Por Letícia Fucuchima
SÃO PAULO (Reuters) - A abertura completa do mercado livre de energia elétrica a partir de 2026 no Brasil não deve onerar os consumidores com a necessidade de criação de um novo encargo na conta de luz para bancar custos relacionados à eventual sobrecontratação das distribuidoras de energia, aponta um estudo realizado pela consultoria EY e encomendado pela Associação Brasileira dos Comercializadores de Energia (Abraceel).
A conclusão rebate uma hipótese, bastante discutida no setor nos últimos anos, de que a migração de uma quantidade cada vez maior de consumidores do mercado cativo para o livre levaria a um desequilíbrio econômico-financeiro das distribuidoras, que teriam que arcar com os custos de "sobras" de contratos de energia em seu portfólio.
Nos últimos meses, o governo brasileiro deu importantes passos para a abertura total do mercado livre de energia, a fim de permitir que todos os consumidores do país, inclusive residenciais, possam contratar energia diretamente de um fornecedor.
Hoje, o mercado livre é acessado principalmente por grandes indústrias e empresas, embora as exigências para migração já venham se reduzindo nos últimos anos, de forma a estimular que um número maior de pequenas e médias empresas ingressem no mercado.
Uma das principais preocupações com esse processo é evitar desequilíbrio ao negócio das distribuidoras, que em tese passariam a atender menos clientes com um volume de energia contratado no passado para um mercado muito maior. Isso se torna um problema para as empresas porque, quando a contratação supera 105%, elas não podem repassar os custos às tarifas e têm que arcar com eles.
O estudo da EY simulou três cenários para os próximos 20 anos considerando diferentes ritmos de crescimento da demanda de energia elétrica e de migrações de consumidores entre os mercados cativo e livre. Em apenas um dos cenários, que considera números conservadores para a carga e agressivos para as migrações, identificou-se a possibilidade de sobrecontratação.
O estudo apontou que, mesmo nesse caso, as distribuidoras já contariam com mecanismos regulatórios e legais para reduzir o problema de sobrecontratação.
Um dos exemplos dados é o da nova lei da micro e minigeração distribuída, que prevê que todo o volume gerado por esses sistemas deve ser considerado como "exposição involuntária" para as distribuidoras.

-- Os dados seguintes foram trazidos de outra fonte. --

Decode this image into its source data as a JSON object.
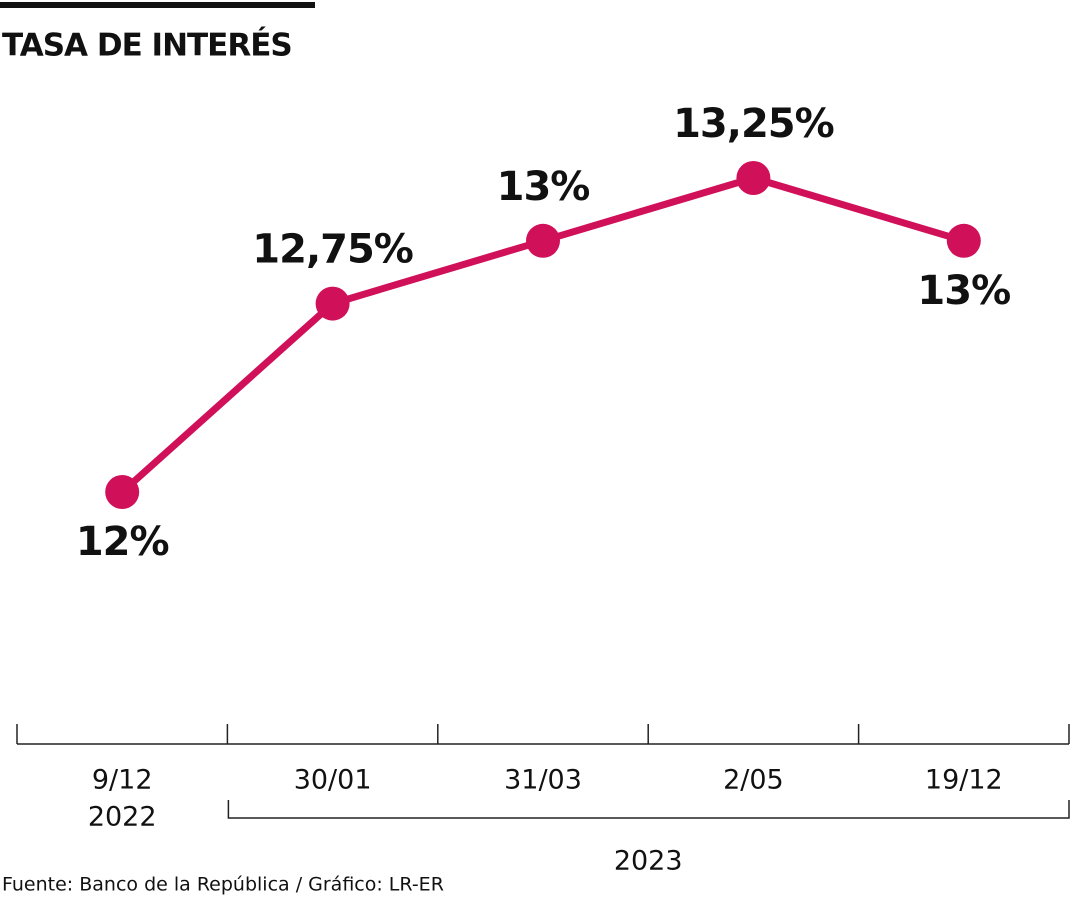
{
  "chart_data": {
    "type": "line",
    "title": "TASA DE INTERÉS",
    "groups": [
      {
        "name": "2022",
        "categories": [
          "9/12"
        ]
      },
      {
        "name": "2023",
        "categories": [
          "30/01",
          "31/03",
          "2/05",
          "19/12"
        ]
      }
    ],
    "values": [
      12,
      12.75,
      13,
      13.25,
      13
    ],
    "value_labels": [
      "12%",
      "12,75%",
      "13%",
      "13,25%",
      "13%"
    ],
    "color": "#d1105a",
    "source": "Fuente: Banco de la República / Gráfico: LR-ER"
  }
}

Ainda assim, o trabalho apresenta cinco alternativas para enxugar o volume dos chamados "contratos legados" das distribuidoras, como extinguir cotas de Itaipu no mercado regulado, transferir contratos de energia de hidrelétricas para o mercado livre e transferir a energia de Angra 1 e 2 para a modalidade de reserva de capacidade.
A conclusão do estudo é semelhante à da TR Soluções, que no mês passado também divulgou uma análise apontando que a abertura de mercado não deveria gerar sobras contratuais para as distribuidoras.
Nesse contexto, a EY disse ver como "remota" a necessidade de criação de um encargo de transição para bancar eventual sobrecontratação no mercado regulado.
Benefícios econômicos
A consultoria também calculou que consumidores que migram ao mercado livre conseguem uma economia de 18% na conta de luz --um dos principais incentivos ao crescimento desse mercado nos últimos anos, com a adesão cada vez maior de pequenas e médias empresas.
"A abertura do mercado pode reduzir a conta de luz das famílias em até de 108 reais por megawatt-hora (MWh) quando comparamos a TE (tarifa de energia) média das distribuidoras (263 reais/MWh) com preço da energia no mercado livre (155 reais/MWh)", diz o estudo.
"Incorporando a TUSD (tarifa de distribuição) e os impostos, a diminuição do custo da energia reduziria cerca de 18% o preço final para o consumidor".
Ainda segundo o estudo, essa redução com gasto de energia aumentaria a renda disponível em 0,7%, liberando mais de 20 bilhões de reais para compras de bens e serviços no país.
Pelo cronograma atual proposto pelo governo, que ainda está em consulta pública, residências estariam permitidas a migrar para o mercado livre a partir de 2028. Já para consumidores comerciais e industriais ainda não habilitados pelas regras atuais, o cronograma se inicia em 2026.